Sunday, February 17, 2008

Random thoughts from Friday's class

  • The vowels with the different accent marks, like 'é', 'è', 'ê', and 'e', are still pretty much an undifferentiated mass for me. When they're pronounced in words individually, or in isolation, I can hear the differences, and I might even be able to imitate them. But when I'm trying to produce words and sentences with these different vowels, I don't think I'm paying any attention at all to the distinction. There's no time to process these distinctions, and since I don't know the words by sound yet as much as I have been learning to read and write them, there's a transliteration going on, 'remembering' orthographic practices as a way into speaking, a trans-modal exercise which feels like it's taking too much mental energy to worry about.
  • Relatedly, though, I think I'm starting to hear liaison in familiar words, short common combinations like "vous êtes," with the final "s" of "vous" pronounced as /z/. I remember when I first started and learned that the final "s" of this word, like others, is not pronounced when the word is said in isolation, I wanted to say something like /vu et/ instead of /vuzet/
  • It's really interesting in class to hear the French of others who are already Spanish speakers. There are so many crossovers between the two Romance languages. And it's interesting, that I've been assuming that when I hear Spanish words in class, that's because the person is a native speaker of Spanish. But it might just as easily be the case that they have learned or are learning Spanish as a foreign language and, in a pinch when they have to produce in front of the teacher and other students in a limited amount of time, they're just saying whatever comes out that means what it needs to mean without regard to what language it is. I've caught myself wanting to respond to the teacher and other students in Korean a few times. Does this mean that Korean for me hasn't really been internalized, that it's still hanging out in the 'foreign language box' in my mind?

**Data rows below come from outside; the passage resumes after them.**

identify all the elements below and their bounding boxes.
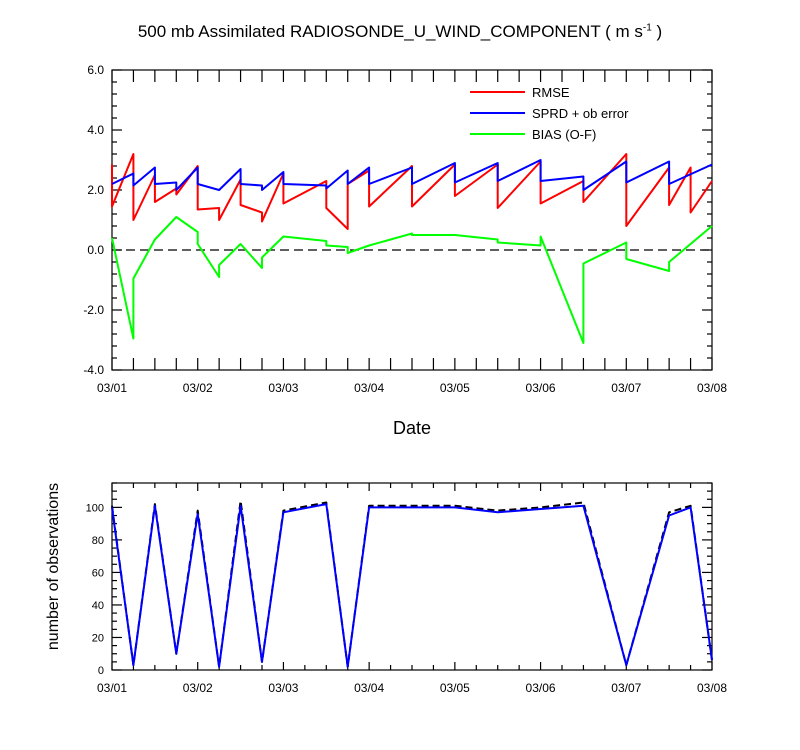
top-series-rmse-line [111, 153, 713, 230]
top-x-tick-label: 03/04 [354, 381, 384, 395]
top-plot-group [111, 69, 713, 371]
top-y-tick-label: 2.0 [87, 183, 104, 197]
top-y-tick-label: 4.0 [87, 123, 104, 137]
bottom-y-tick-label: 20 [92, 632, 104, 644]
top-y-tick-label: -2.0 [83, 303, 104, 317]
top-x-tick-label: 03/06 [526, 381, 556, 395]
bottom-x-tick-label: 03/02 [183, 681, 213, 695]
legend-label: RMSE [532, 85, 570, 100]
top-x-tick-label: 03/03 [268, 381, 298, 395]
top-y-tick-label: -4.0 [83, 363, 104, 377]
bottom-y-tick-label: 80 [92, 535, 104, 547]
bottom-y-tick-label: 60 [92, 567, 104, 579]
bottom-plot-group [111, 482, 713, 671]
bottom-y-axis-label: number of observations [45, 483, 62, 650]
top-x-tick-label: 03/07 [611, 381, 641, 395]
legend-label: BIAS (O-F) [532, 127, 596, 142]
top-series-sprd-ob-error-line [111, 159, 713, 191]
bottom-y-tick-label: 40 [92, 600, 104, 612]
top-y-tick-label: 6.0 [87, 63, 104, 77]
chart-title-unit-exponent: -1 [642, 22, 652, 34]
bottom-series-possible-line [111, 499, 713, 668]
top-y-tick-label: 0.0 [87, 243, 104, 257]
top-x-axis-label: Date [393, 418, 431, 438]
bottom-plot-frame [111, 482, 713, 671]
chart-title: 500 mb Assimilated RADIOSONDE_U_WIND_COM… [0, 22, 800, 42]
top-x-tick-label: 03/01 [97, 381, 127, 395]
legend-label: SPRD + ob error [532, 106, 629, 121]
bottom-series-used-line [111, 503, 713, 668]
top-series-bias-o-f-line [111, 216, 713, 344]
bottom-y-tick-label: 100 [86, 502, 104, 514]
bottom-x-tick-label: 03/01 [97, 681, 127, 695]
bottom-x-tick-label: 03/03 [268, 681, 298, 695]
top-x-tick-label: 03/08 [697, 381, 727, 395]
chart-title-text: 500 mb Assimilated RADIOSONDE_U_WIND_COM… [137, 22, 643, 41]
bottom-x-tick-label: 03/05 [440, 681, 470, 695]
bottom-x-tick-label: 03/07 [611, 681, 641, 695]
top-x-tick-label: 03/02 [183, 381, 213, 395]
bottom-x-tick-label: 03/06 [526, 681, 556, 695]
bottom-x-tick-label: 03/08 [697, 681, 727, 695]
bottom-x-tick-label: 03/04 [354, 681, 384, 695]
chart-title-suffix: ) [651, 22, 663, 41]
top-x-tick-label: 03/05 [440, 381, 470, 395]
bottom-y-tick-label: 0 [98, 665, 104, 677]
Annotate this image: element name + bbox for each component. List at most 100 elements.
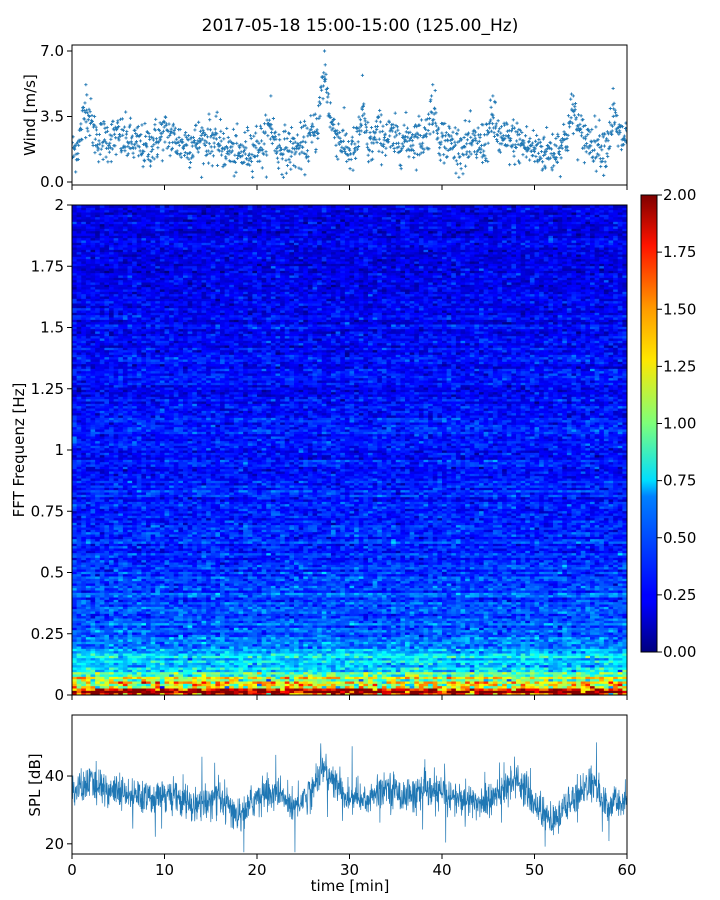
spectrogram-cell bbox=[81, 664, 87, 668]
spectrogram-cell bbox=[187, 688, 193, 691]
spectrogram-cell bbox=[423, 676, 429, 680]
spectrogram-cell bbox=[354, 690, 360, 694]
wind-point bbox=[182, 153, 187, 158]
spectrogram-cell bbox=[169, 667, 175, 670]
spectrogram-cell bbox=[196, 676, 203, 680]
spectrogram-cell bbox=[90, 676, 96, 680]
spectrogram-cell bbox=[391, 688, 397, 691]
figure-title: 2017-05-18 15:00-15:00 (125.00_Hz) bbox=[202, 16, 519, 36]
spectrogram-cell bbox=[229, 667, 235, 670]
spectrogram-cell bbox=[418, 692, 425, 695]
spectrogram-cell bbox=[164, 669, 170, 673]
spectrogram-cell bbox=[344, 681, 351, 684]
spectrogram-cell bbox=[275, 678, 281, 682]
wind-point bbox=[522, 141, 526, 145]
spectrogram-cell bbox=[289, 664, 295, 668]
spectrogram-cell bbox=[307, 681, 314, 684]
spectrogram-cell bbox=[206, 692, 212, 695]
spectrogram-cell bbox=[580, 690, 586, 694]
wind-point bbox=[284, 171, 288, 175]
spectrogram-cell bbox=[155, 681, 161, 684]
wind-point bbox=[562, 130, 566, 134]
spectrogram-cell bbox=[178, 667, 184, 670]
spectrogram-cell bbox=[266, 667, 272, 670]
spectrogram-cell bbox=[511, 688, 517, 691]
spectrogram-cell bbox=[506, 676, 512, 680]
spectrogram-cell bbox=[479, 676, 485, 680]
wind-point bbox=[487, 130, 491, 134]
wind-point bbox=[74, 152, 78, 156]
spectrogram-cell bbox=[326, 671, 332, 675]
spectrogram-cell bbox=[252, 662, 258, 666]
wind-point bbox=[378, 130, 382, 134]
wind-peak-point bbox=[322, 49, 327, 53]
spectrogram-cell bbox=[81, 662, 87, 666]
spectrogram-cell bbox=[257, 674, 263, 677]
spectrogram-cell bbox=[252, 678, 258, 682]
spectrogram-cell bbox=[284, 681, 290, 684]
wind-point bbox=[125, 129, 129, 134]
spectrogram-cell bbox=[270, 681, 277, 684]
spectrogram-cell bbox=[506, 667, 512, 670]
wind-point bbox=[594, 125, 598, 129]
spectrogram-cell bbox=[220, 664, 226, 668]
spectrogram-cell bbox=[349, 683, 355, 687]
wind-point bbox=[271, 116, 276, 121]
spectrogram-cell bbox=[146, 660, 152, 663]
wind-point bbox=[328, 101, 333, 105]
spectrogram-cell bbox=[252, 657, 258, 661]
wind-point bbox=[576, 124, 580, 128]
spectrogram-cell bbox=[409, 662, 415, 666]
wind-point bbox=[127, 141, 131, 145]
wind-point bbox=[219, 129, 223, 133]
wind-point bbox=[555, 156, 559, 160]
wind-point bbox=[336, 122, 341, 126]
spectrogram-cell bbox=[594, 676, 600, 680]
spectrogram-cell bbox=[580, 688, 586, 691]
spectrogram-cell bbox=[502, 688, 508, 691]
spectrogram-cell bbox=[340, 664, 346, 668]
spectrogram-cell bbox=[488, 664, 494, 668]
spectrogram-cell bbox=[428, 690, 434, 694]
wind-point bbox=[184, 135, 189, 139]
wind-point bbox=[136, 124, 140, 129]
spectrogram-cell bbox=[442, 678, 448, 682]
spectrogram-cell bbox=[428, 692, 434, 695]
spectrogram-cell bbox=[335, 676, 341, 680]
wind-point bbox=[123, 145, 127, 149]
spectrogram-cell bbox=[178, 688, 184, 691]
wind-point bbox=[404, 110, 408, 115]
spectrogram-cell bbox=[506, 671, 512, 675]
wind-point bbox=[514, 146, 518, 150]
spectrogram-cell bbox=[525, 674, 531, 677]
spectrogram-cell bbox=[183, 662, 189, 666]
wind-point bbox=[151, 147, 155, 152]
wind-point bbox=[262, 142, 266, 146]
spectrogram-cell bbox=[599, 664, 605, 668]
spectrogram-cell bbox=[576, 660, 582, 663]
spectrogram-cell bbox=[418, 688, 425, 691]
spectrogram-cell bbox=[344, 688, 351, 691]
spectrogram-cell bbox=[127, 690, 133, 694]
wind-point bbox=[230, 149, 234, 153]
wind-point bbox=[513, 162, 517, 166]
wind-point bbox=[525, 125, 529, 129]
spectrogram-cell bbox=[405, 690, 411, 694]
wind-point bbox=[329, 115, 333, 120]
spectrogram-cell bbox=[344, 685, 351, 689]
wind-point bbox=[597, 118, 601, 122]
spectrogram-cell bbox=[303, 671, 309, 675]
wind-point bbox=[378, 108, 382, 113]
wind-point bbox=[264, 175, 268, 179]
spectrogram-cell bbox=[155, 678, 161, 682]
spectrogram-cell bbox=[460, 664, 466, 668]
wind-point bbox=[116, 119, 120, 123]
spectrogram-cell bbox=[566, 664, 573, 668]
spectrogram-cell bbox=[465, 685, 471, 689]
spectrogram-cell bbox=[543, 685, 549, 689]
spectrogram-cell bbox=[104, 669, 110, 673]
wind-point bbox=[593, 114, 597, 118]
spectrogram-cell bbox=[289, 678, 295, 682]
spectrogram-cell bbox=[192, 690, 198, 694]
spectrogram-cell bbox=[340, 678, 346, 682]
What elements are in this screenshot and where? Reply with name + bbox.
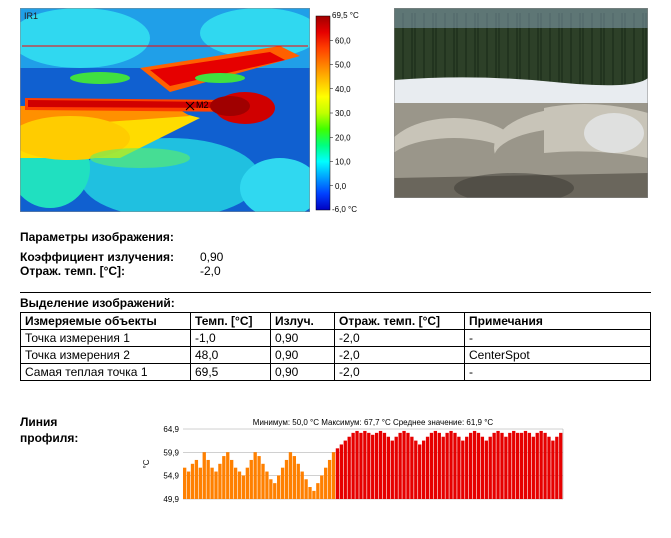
svg-text:64,9: 64,9 [163,425,179,434]
table-cell: Самая теплая точка 1 [21,364,191,381]
selection-title: Выделение изображений: [20,296,651,310]
measurements-table: Измеряемые объектыТемп. [°С]Излуч.Отраж.… [20,312,651,381]
param-row: Отраж. темп. [°C]:-2,0 [20,264,651,278]
svg-text:69,5 °C: 69,5 °C [332,11,359,20]
thermal-block: M2 IR1 69,5 °C -6,0 °C 60,0 50,0 40,0 30,0 20,0… [20,8,366,214]
table-cell: 69,5 [191,364,271,381]
svg-text:0,0: 0,0 [335,182,347,191]
thermal-image: M2 IR1 [20,8,310,212]
reference-photo [394,8,648,198]
table-header-cell: Излуч. [271,313,335,330]
table-cell: 48,0 [191,347,271,364]
param-label: Отраж. темп. [°C]: [20,264,200,278]
svg-text:40,0: 40,0 [335,85,351,94]
profile-label: Линия профиля: [20,415,115,446]
profile-block: Линия профиля: Минимум: 50,0 °C Максимум… [20,415,651,509]
table-cell: -2,0 [335,330,465,347]
svg-text:59,9: 59,9 [163,448,179,457]
table-cell: - [465,364,651,381]
colorbar: 69,5 °C -6,0 °C 60,0 50,0 40,0 30,0 20,0 10,0 0,… [314,8,366,214]
table-header-row: Измеряемые объектыТемп. [°С]Излуч.Отраж.… [21,313,651,330]
params-title: Параметры изображения: [20,230,651,244]
table-cell: 0,90 [271,364,335,381]
table-cell: -2,0 [335,347,465,364]
svg-text:°C: °C [142,459,151,468]
svg-text:M2: M2 [196,100,209,110]
param-label: Коэффициент излучения: [20,250,200,264]
svg-text:49,9: 49,9 [163,495,179,504]
table-header-cell: Примечания [465,313,651,330]
table-header-cell: Темп. [°С] [191,313,271,330]
param-value: -2,0 [200,264,221,278]
svg-text:20,0: 20,0 [335,133,351,142]
table-header-cell: Измеряемые объекты [21,313,191,330]
svg-text:30,0: 30,0 [335,109,351,118]
table-row: Точка измерения 1-1,00,90-2,0- [21,330,651,347]
table-cell: -1,0 [191,330,271,347]
table-row: Самая теплая точка 169,50,90-2,0- [21,364,651,381]
table-cell: 0,90 [271,347,335,364]
svg-text:IR1: IR1 [24,11,38,21]
table-row: Точка измерения 248,00,90-2,0CenterSpot [21,347,651,364]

  • It's been a little difficult to know how I should interact in class. I find myself wanting to speak up, to make jokes, to try things out in class quite a bit, but restrain myself because I don't see the others doing this so much. I'm aware of myself as an 'older' learner (!) in this class, and as a male too. I think there are only three other guys, and they don't seem to speak up that much either. This is the case as much in whole-class discussions as it is in small group interactions. And I realize that I better 'level up' on my fluency in pop culture stuff like Carebears and Family Guy, the stuff of the references made in the class. Having taught before (and teaching now) I can empathize quite a bit with the teacher, negotiating meaning, trying to encourage interaction in the classroom, and trying to catch up with all the cultural references that students do make when they speak up...is she more of a 'mother' in the classroom for me, and more of a 'grandmother' for the other students?
  • Why does de + le = du? Why not "de" And all the other 'crazy' assimilations that happen with "aux" etc.